SEMARANG, KOMPAS — Muatan berlebih, ketidakterampilan sopir, dan kendaraan berusia tua menjadi tiga penyebab utama kecelakaan angkutan barang dan bus di jalan raya. Untuk itu, standar kelaikan kendaraan yang beroperasi di jalan raya mesti diperketat dan diberi sanksi keras bagi para pelanggar.
Ketua Komite Nasional Keselamatan Transportasi (KNKT), Kamis (22/2), pada diskusi grup terarah bertema ”Mengungkap Kegagalan Sistem Pengereman pada Kendaraan Angkutan Umum di Terminal Penumpang Pelabuhan Tanjung Emas”, Semarang, Jawa Tengah, mengatakan, bahkan pada 2010, jumlah korban meninggal akibat kecelakaan di jalan raya mencapai 31.234 orang. Kerugian ditaksir mencapai Rp 205 triliun atau sekitar 2,9 persen dari total produk domistik bruto Indonesia.
”Kondisi sejumlah infrastruktur jalan memang berbahaya. Misalnya di Bawen, Subang, dan Karangploso Malang. Kejadian kecelakaan di lokasi itu selalu memakan korban penumpang yang meninggal cukup banyak,” jelasnya.
Dari hasil investigasi KNKT terhadap sejumlah kecelakaan yang disebabkan oleh kegagalan sistem pengereman, banyak ditemukan fakta mengejutkan. Misalnya, selang rem telah dimodifikasi atau selang diganti dengan yang berkualitas rendah. Selain itu, kampas rem yang sudah tipis hingga rem tidak berfungsi akibat beban muatan melebihi tonase.
Wakil Ketua Dewan Pimpinan Pusat (DPP) Asosiasi Pengusaha Truk Indonesia (Aptrindo) Sugi Purnoto mengemukakan, tiap kecelakaan yang melibatkan angkutan barang tentu tidak bisa hanya menyalahkan pengemudi semata. Harus diakui, truk-truk angkutan barang yang beroperasi di jalan raya rata-rata usianya sudah lebih dari 10 tahun. Bahkan, di Jawa Tengah masih dijumpai truk kargo buatan 1971 beroperasi di jalan.
”Faktor kendaraan truk kargo itu sendiri penting. Mestinya, truk kargo yang beroperasi di jalan raya dibatasi, maksimal 10-15 tahun harus diremajakan dengan armada baru. Truk yang sudah tua akan menimbulkan masalah terkait dengan keselamatan pengemudi ataupun pengguna jalan lainnya,” ujar Sugi.
Truk-truk angkutan barang yang beroperasi di jalan raya, rata-rata usianya sudah lebih dari 10 tahun. Bahkan, di Jawa Tengah masih dijumpai truk kargo buatan 1971 beroperasi di jalan.
Faktor kedua adalah muatan barang itu sendiri.
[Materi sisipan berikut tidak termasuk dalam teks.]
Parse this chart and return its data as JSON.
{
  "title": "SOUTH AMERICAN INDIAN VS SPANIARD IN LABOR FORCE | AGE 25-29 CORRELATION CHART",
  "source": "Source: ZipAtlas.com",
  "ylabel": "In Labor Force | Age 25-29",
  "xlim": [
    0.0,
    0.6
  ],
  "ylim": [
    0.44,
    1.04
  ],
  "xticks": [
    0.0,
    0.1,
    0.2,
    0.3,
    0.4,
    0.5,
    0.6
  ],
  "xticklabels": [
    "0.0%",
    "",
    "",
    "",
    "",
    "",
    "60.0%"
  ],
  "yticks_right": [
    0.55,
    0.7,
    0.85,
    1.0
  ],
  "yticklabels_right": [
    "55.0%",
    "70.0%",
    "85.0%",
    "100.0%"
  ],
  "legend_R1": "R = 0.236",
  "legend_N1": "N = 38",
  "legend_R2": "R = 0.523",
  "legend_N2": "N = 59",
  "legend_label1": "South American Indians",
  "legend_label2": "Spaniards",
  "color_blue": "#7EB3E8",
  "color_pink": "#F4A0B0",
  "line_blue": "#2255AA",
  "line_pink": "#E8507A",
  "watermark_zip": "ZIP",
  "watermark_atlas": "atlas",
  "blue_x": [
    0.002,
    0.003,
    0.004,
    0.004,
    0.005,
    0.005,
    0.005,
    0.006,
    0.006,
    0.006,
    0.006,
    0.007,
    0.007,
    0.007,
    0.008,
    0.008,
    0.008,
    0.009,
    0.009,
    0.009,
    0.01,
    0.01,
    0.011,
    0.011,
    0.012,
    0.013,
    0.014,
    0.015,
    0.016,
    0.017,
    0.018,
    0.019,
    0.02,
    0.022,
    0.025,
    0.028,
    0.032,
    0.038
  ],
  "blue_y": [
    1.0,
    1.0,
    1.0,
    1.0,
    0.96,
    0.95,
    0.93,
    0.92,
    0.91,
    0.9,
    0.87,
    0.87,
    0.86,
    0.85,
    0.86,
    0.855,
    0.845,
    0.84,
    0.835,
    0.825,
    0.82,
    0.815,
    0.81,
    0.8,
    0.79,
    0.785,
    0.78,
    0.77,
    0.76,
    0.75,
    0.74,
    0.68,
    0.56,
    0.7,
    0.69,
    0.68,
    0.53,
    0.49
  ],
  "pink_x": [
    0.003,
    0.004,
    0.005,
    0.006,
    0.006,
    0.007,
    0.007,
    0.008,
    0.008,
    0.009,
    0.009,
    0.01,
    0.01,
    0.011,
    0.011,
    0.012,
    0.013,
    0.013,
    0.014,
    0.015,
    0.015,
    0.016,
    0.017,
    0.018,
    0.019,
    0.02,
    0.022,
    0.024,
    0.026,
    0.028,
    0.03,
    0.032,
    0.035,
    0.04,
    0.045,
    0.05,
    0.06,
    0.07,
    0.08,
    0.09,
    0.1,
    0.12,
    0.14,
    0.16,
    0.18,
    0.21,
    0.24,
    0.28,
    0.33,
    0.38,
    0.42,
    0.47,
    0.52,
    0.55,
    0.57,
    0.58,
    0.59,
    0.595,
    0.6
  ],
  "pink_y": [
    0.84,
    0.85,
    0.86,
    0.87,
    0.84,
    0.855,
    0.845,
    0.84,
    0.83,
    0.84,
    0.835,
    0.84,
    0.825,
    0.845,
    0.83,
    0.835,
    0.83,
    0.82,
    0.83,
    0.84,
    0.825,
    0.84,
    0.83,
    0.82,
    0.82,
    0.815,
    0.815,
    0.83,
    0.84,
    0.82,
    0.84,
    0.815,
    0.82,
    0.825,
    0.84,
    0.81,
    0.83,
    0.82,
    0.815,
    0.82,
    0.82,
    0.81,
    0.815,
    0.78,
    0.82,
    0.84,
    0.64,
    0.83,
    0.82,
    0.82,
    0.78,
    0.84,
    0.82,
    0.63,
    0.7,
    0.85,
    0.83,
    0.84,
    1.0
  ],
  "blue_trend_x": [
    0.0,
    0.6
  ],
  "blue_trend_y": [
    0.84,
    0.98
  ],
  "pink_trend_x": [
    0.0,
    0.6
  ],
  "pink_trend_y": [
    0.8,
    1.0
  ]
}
Apabila ada kecelakaan angkutan barang, terlebih ada indikasi kegagalan sistem pengeremen, dipastikan 90 persen penyebab akibat muatan melebihi kapasitas. Kelebihan muatan itu bisa dua, yakni kelebihan beban atau kelebihan dimensi.
Oleh karena itu, untuk mengejar keuntungan dan menghemat biaya transportasi, banyak pengusaha memodifikasi armada truknya dengan bak truk lebih lebar supaya bisa dimuati barang lebih banyak. Ada truk kapasitas 11 ton, bisa juga saat mengangkut barang tambah menjadi bobot 30 ton, hal ini sudah biasa. Ketika muatan overload dipastikan fungsi sistem pengereman terbebani sehingga terjadi malafungsi.
Kemudian ada pula faktor pengemudi yang sebagian di antaranya masih nekat. ”Faktor lain yang tidak kalah adalah perawatan kendaraan. Mestinya, pengusaha yang memiliki armada lebih dari lima truk harus punya teknisi khusus atau punya bengkel resmi yang menjadi langganan perawatan armadanya,” ujar Sugi.